Though previous studies have suggested the influence of various river plumes on TC intensification, the specific impact of the Mississippi River plume remained unexplored. This study offers substantial evidence, utilizing both observations and ocean model simulations to demonstrate that changes in the upper ocean conditions associated with the Mississippi River plume can favor the rapid intensification of hurricanes. This study also highlights the importance of incorporating salinity variations associated with the Mississippi River plume accurately to improve intensity forecasts for landfalling TCs in the northern Gulf of Mexico, which may offer more advanced warnings for people living near the coast.
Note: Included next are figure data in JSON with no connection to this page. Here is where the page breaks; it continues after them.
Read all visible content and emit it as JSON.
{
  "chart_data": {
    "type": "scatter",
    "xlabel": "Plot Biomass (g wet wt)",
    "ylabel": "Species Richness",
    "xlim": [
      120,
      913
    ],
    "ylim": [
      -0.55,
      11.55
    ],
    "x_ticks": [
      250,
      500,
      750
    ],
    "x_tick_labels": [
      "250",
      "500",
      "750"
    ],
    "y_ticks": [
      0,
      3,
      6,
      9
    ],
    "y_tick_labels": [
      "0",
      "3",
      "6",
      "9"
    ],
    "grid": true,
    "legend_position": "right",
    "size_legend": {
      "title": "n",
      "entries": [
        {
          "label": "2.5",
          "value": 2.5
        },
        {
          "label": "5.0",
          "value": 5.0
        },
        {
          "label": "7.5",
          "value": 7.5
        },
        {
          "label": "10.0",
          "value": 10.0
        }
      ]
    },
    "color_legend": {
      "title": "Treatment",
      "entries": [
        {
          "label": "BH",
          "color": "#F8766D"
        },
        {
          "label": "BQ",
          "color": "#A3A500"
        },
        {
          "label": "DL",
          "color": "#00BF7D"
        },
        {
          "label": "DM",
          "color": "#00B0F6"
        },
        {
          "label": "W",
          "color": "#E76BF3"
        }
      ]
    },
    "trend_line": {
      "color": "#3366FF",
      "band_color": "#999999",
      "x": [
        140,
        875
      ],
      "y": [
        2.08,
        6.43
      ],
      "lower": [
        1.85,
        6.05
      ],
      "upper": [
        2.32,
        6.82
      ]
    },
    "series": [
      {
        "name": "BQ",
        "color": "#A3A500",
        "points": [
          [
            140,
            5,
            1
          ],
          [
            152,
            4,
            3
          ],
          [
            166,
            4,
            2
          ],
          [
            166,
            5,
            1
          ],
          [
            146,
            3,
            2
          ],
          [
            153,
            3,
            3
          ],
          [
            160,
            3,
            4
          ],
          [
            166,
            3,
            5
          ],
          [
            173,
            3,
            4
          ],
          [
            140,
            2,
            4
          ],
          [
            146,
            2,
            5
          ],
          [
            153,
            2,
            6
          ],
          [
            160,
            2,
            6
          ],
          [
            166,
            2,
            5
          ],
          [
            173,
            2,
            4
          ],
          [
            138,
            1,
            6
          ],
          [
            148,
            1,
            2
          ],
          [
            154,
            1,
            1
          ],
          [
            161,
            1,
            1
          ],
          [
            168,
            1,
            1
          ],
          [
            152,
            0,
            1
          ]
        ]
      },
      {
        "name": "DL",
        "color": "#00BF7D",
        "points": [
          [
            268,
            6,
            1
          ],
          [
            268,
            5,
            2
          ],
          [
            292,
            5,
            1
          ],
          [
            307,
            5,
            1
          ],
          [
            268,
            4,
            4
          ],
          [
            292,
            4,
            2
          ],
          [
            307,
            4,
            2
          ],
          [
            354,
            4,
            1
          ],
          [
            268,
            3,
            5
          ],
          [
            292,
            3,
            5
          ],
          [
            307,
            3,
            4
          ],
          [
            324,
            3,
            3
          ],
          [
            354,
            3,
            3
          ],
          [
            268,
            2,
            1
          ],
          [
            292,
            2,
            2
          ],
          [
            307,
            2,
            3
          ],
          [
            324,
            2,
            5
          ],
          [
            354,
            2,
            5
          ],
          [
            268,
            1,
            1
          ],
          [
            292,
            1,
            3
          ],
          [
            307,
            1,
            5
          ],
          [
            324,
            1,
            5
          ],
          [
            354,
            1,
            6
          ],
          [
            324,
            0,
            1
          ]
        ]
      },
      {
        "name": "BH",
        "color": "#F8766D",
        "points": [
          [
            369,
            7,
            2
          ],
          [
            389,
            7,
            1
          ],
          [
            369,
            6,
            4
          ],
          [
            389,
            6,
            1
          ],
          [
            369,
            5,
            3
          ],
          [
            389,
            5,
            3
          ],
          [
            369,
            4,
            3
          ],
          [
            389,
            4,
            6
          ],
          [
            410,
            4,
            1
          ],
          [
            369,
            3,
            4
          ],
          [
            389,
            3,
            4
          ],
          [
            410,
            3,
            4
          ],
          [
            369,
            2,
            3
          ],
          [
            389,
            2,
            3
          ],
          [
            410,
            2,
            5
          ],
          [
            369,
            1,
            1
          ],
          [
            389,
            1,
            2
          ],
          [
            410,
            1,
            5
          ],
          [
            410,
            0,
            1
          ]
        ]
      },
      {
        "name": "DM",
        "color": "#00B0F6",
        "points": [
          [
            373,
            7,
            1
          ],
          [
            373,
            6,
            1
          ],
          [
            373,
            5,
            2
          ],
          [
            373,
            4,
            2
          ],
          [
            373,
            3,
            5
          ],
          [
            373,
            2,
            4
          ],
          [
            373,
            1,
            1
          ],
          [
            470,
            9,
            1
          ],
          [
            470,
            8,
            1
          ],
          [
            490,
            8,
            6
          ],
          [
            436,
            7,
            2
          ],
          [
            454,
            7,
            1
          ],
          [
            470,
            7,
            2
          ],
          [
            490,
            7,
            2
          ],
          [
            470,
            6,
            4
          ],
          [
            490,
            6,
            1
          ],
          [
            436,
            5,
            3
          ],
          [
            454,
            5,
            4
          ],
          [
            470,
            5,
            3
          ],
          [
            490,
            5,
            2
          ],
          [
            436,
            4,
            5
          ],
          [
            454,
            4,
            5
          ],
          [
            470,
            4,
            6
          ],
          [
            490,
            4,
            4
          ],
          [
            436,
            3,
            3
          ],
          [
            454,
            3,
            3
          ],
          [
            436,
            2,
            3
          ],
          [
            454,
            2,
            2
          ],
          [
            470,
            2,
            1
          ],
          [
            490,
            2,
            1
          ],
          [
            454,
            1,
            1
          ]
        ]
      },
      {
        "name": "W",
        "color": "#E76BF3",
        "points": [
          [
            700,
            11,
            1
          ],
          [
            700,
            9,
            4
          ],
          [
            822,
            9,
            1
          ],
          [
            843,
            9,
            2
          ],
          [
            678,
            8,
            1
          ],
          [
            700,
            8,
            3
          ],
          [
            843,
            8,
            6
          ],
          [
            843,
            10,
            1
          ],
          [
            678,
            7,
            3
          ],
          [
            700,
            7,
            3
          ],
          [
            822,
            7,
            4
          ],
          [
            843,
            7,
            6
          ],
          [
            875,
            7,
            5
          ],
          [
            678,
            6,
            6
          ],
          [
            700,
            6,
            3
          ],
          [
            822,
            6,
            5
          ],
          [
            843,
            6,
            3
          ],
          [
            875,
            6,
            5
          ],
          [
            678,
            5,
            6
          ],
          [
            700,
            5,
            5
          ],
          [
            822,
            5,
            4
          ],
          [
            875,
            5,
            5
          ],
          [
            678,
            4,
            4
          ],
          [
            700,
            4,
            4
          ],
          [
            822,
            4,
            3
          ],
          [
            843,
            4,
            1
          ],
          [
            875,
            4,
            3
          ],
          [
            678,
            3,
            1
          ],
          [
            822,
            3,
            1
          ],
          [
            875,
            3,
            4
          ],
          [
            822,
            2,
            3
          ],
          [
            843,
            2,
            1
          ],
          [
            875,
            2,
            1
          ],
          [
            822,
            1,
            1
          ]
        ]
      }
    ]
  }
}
The northern Gulf of Mexico is a region vulnerable to the impacts of TCs with potentially severe consequences for coastal communities, ecosystems, and economies. Hurricanes often travel over the freshwater discharge of the Mississippi River near the northern Gulf of Mexico. PNNL researchers investigated the impact of the Mississippi River plume on the intensification of Hurricane Sally, which made landfall on the US Gulf Coast in 2020. The study involved analyzing various ocean and atmospheric conditions that might have affected Sally’s intensification when it traveled over the Mississippi River plume. Examination of the prevailing atmospheric conditions did not adequately explain the rapid increase in Sally’s intensity. However, the subsurface oceanic conditions were favorable for TC intensification with deeper thermocline and strong salinity stratification. The analysis using satellite observations shows that a Loop Current eddy close to the river plume advected fresh water into the storm’s path, resulting in the development of strong upper-ocean salinity stratification with a shallow layer of freshwater lying above a deep, warm layer acting as a barrier. In-situ observations also confirm the sudden increase in salinity stratification by the Loop Current eddy. Experiments were conducted using a one-dimensional ocean mixed layer model to understand the influence of the barrier layer on Sally’s intensification, and the results indicate that without salinity stratification, the SST cooling would have increased significantly and may have instead potentially weakened the storm’s intensity. Ultimately, short duration events such as the advection of freshwater from river plumes can influence the condition of the ocean greatly, which can then affect hurricane intensification before making landfall.